Share your dilemmas and get honest opinions from other Mumsnetters.

Vegan inviting themselves to join a dinner resulting in everyone having a crap dinner

258 replies

NewShoesForSpring · 13/05/2023 20:31

I was away with work meeting several international colleagues.

3 of us were staying in the same direction & decided we'd head back together & get some dinner on the way. The quiet girl, let's call her Mary, heard us & said she was staying in the same general direction & would leave with us. We had no problem with this & so once we were finished up that drink we left the general group & checked if she was ready etc

We get off the metro at a busy area close to where our hotels are & there are loads of lovely bistros etc, all busy so one of the group suggestes we try one that looks v nice & has loads of people dining etc. We go over to take a look at the menu (though if it had been just me & the person who suggested it I'd say we'd have just gone straight in! It was getting late & we'd been slightly concerned we wouldn't even find dinner at that stage. So this place looked perfect.

Anyway Maria is hesitating by the menu & then she pipes up that she's vegan....

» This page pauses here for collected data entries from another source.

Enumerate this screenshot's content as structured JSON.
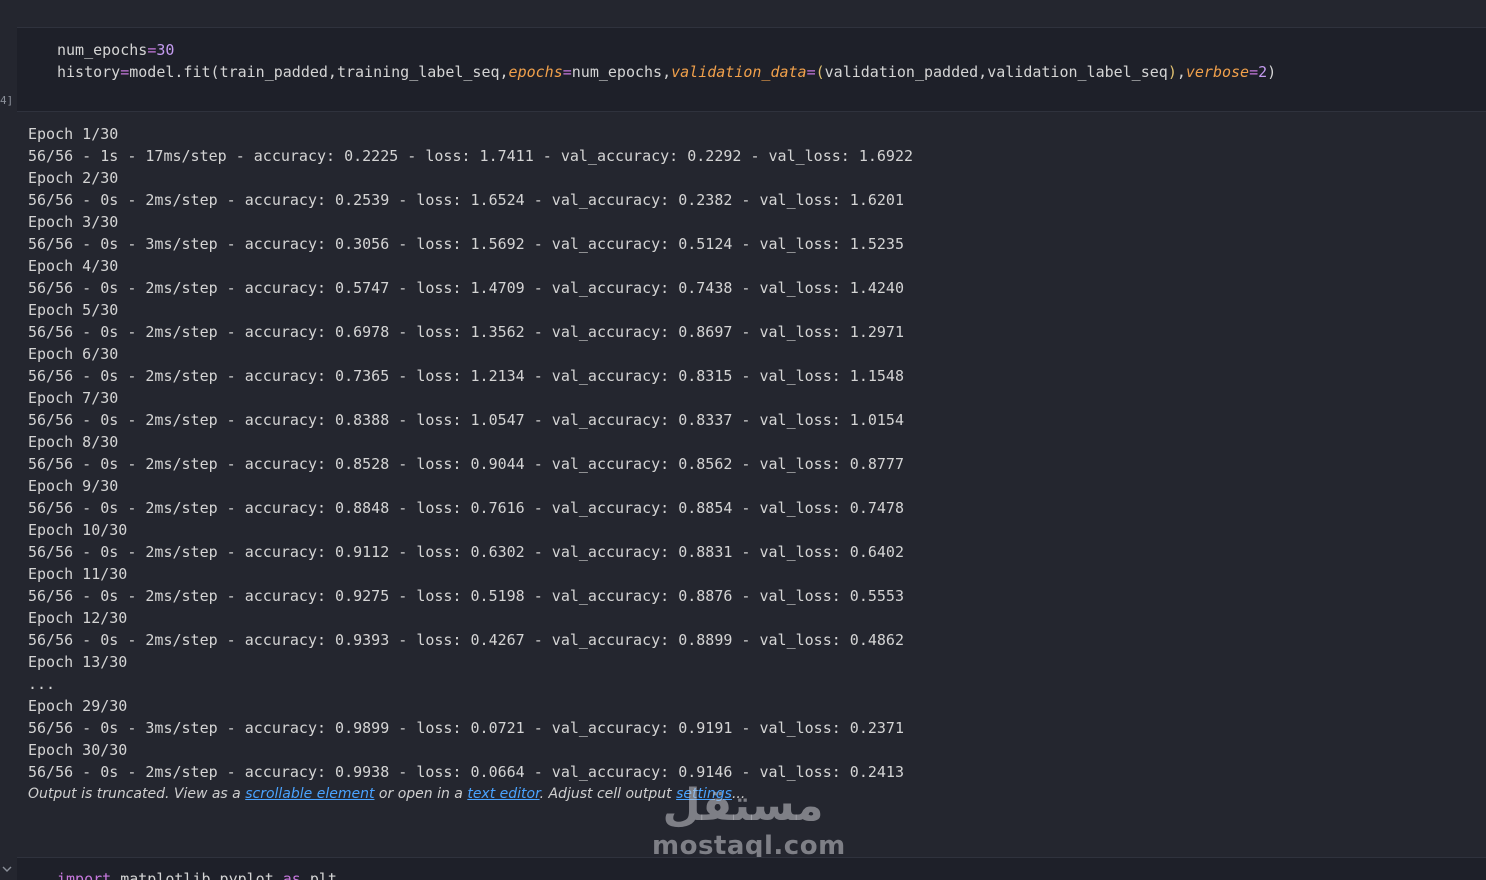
{
  "cell": {
    "exec_count": "4]",
    "line1": {
      "var": "num_epochs",
      "op": "=",
      "value": "30"
    },
    "line2": {
      "lhs": "history",
      "op": "=",
      "call": "model.fit(",
      "arg1": "train_padded,training_label_seq,",
      "kw1": "epochs",
      "kw1_eq": "=",
      "kw1_val": "num_epochs,",
      "kw2": "validation_data",
      "kw2_eq": "=",
      "paren_open": "(",
      "kw2_val": "validation_padded,validation_label_seq",
      "paren_close": ")",
      "comma": ",",
      "kw3": "verbose",
      "kw3_eq": "=",
      "kw3_val": "2",
      "end": ")"
    }
  },
  "output_lines": [
    "Epoch 1/30",
    "56/56 - 1s - 17ms/step - accuracy: 0.2225 - loss: 1.7411 - val_accuracy: 0.2292 - val_loss: 1.6922",
    "Epoch 2/30",
    "56/56 - 0s - 2ms/step - accuracy: 0.2539 - loss: 1.6524 - val_accuracy: 0.2382 - val_loss: 1.6201",
    "Epoch 3/30",
    "56/56 - 0s - 3ms/step - accuracy: 0.3056 - loss: 1.5692 - val_accuracy: 0.5124 - val_loss: 1.5235",
    "Epoch 4/30",
    "56/56 - 0s - 2ms/step - accuracy: 0.5747 - loss: 1.4709 - val_accuracy: 0.7438 - val_loss: 1.4240",
    "Epoch 5/30",
    "56/56 - 0s - 2ms/step - accuracy: 0.6978 - loss: 1.3562 - val_accuracy: 0.8697 - val_loss: 1.2971",
    "Epoch 6/30",
    "56/56 - 0s - 2ms/step - accuracy: 0.7365 - loss: 1.2134 - val_accuracy: 0.8315 - val_loss: 1.1548",
    "Epoch 7/30",
    "56/56 - 0s - 2ms/step - accuracy: 0.8388 - loss: 1.0547 - val_accuracy: 0.8337 - val_loss: 1.0154",
    "Epoch 8/30",
    "56/56 - 0s - 2ms/step - accuracy: 0.8528 - loss: 0.9044 - val_accuracy: 0.8562 - val_loss: 0.8777",
    "Epoch 9/30",
    "56/56 - 0s - 2ms/step - accuracy: 0.8848 - loss: 0.7616 - val_accuracy: 0.8854 - val_loss: 0.7478",
    "Epoch 10/30",
    "56/56 - 0s - 2ms/step - accuracy: 0.9112 - loss: 0.6302 - val_accuracy: 0.8831 - val_loss: 0.6402",
    "Epoch 11/30",
    "56/56 - 0s - 2ms/step - accuracy: 0.9275 - loss: 0.5198 - val_accuracy: 0.8876 - val_loss: 0.5553",
    "Epoch 12/30",
    "56/56 - 0s - 2ms/step - accuracy: 0.9393 - loss: 0.4267 - val_accuracy: 0.8899 - val_loss: 0.4862",
    "Epoch 13/30",
    "...",
    "Epoch 29/30",
    "56/56 - 0s - 3ms/step - accuracy: 0.9899 - loss: 0.0721 - val_accuracy: 0.9191 - val_loss: 0.2371",
    "Epoch 30/30",
    "56/56 - 0s - 2ms/step - accuracy: 0.9938 - loss: 0.0664 - val_accuracy: 0.9146 - val_loss: 0.2413"
  ],
  "truncation": {
    "prefix": "Output is truncated. View as a ",
    "link1": "scrollable element",
    "mid1": " or open in a ",
    "link2": "text editor",
    "mid2": ". Adjust cell output ",
    "link3": "settings",
    "suffix": "..."
  },
  "watermark": {
    "arabic": "مستقل",
    "latin": "mostaql.com"
  },
  "next_cell": {
    "kw_import": "import",
    "module": " matplotlib.pyplot ",
    "kw_as": "as",
    "alias": " plt"
  },
  "colors": {
    "background": "#24262f",
    "cell_background": "#1e2029",
    "link": "#4aa3ff",
    "keyword_arg": "#f0a04b",
    "operator": "#c678dd"
  },
  "icons": {
    "collapse": "chevron-down-icon"
  }
}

She tries asking the waiter if they have anything but he doesn't understand & do we're all standing about dithering & she had NO suggestions of what she'd like to do..we start walking around the square looking at all the menus....its now 10.15pm...I can feel our chances of finding some nice food fading...

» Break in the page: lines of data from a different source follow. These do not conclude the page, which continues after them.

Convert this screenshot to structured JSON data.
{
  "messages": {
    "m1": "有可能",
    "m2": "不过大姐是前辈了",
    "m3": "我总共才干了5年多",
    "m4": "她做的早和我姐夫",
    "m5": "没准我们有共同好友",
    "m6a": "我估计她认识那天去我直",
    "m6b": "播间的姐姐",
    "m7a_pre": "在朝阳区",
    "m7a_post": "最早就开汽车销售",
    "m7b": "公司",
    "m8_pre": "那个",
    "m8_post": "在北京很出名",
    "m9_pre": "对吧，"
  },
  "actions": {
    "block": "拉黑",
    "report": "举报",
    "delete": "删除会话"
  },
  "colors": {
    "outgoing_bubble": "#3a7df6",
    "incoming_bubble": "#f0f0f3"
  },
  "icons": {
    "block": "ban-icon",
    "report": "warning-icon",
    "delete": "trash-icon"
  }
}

She spends AGES reading every menu to reject them all. Eventually she stops in front of a cheap Lebanese place & says 'oh falafel I love them...' so we found ourselves eating a really crap dinner. Essentially it was like a takeaway place with plastic cutlery.

The colleague who suggested the Bistro is perhaps late 60s & has a condition that gives her a tremor & she wanted to sit inside as it was getting chilly outside

Maria the vegan said oh shall we sit outside? It's nicer..more dithering for the group of 4 if us as we don't know each other & everyone was trying to be polite

I was getting to the end of my patience then so went to the bathroom & said I'd find them

Came out...they were outside...poor other colleague was wrapping a scarf around herself. We were surrounded by people smoking those glass pipe things (I forget the name)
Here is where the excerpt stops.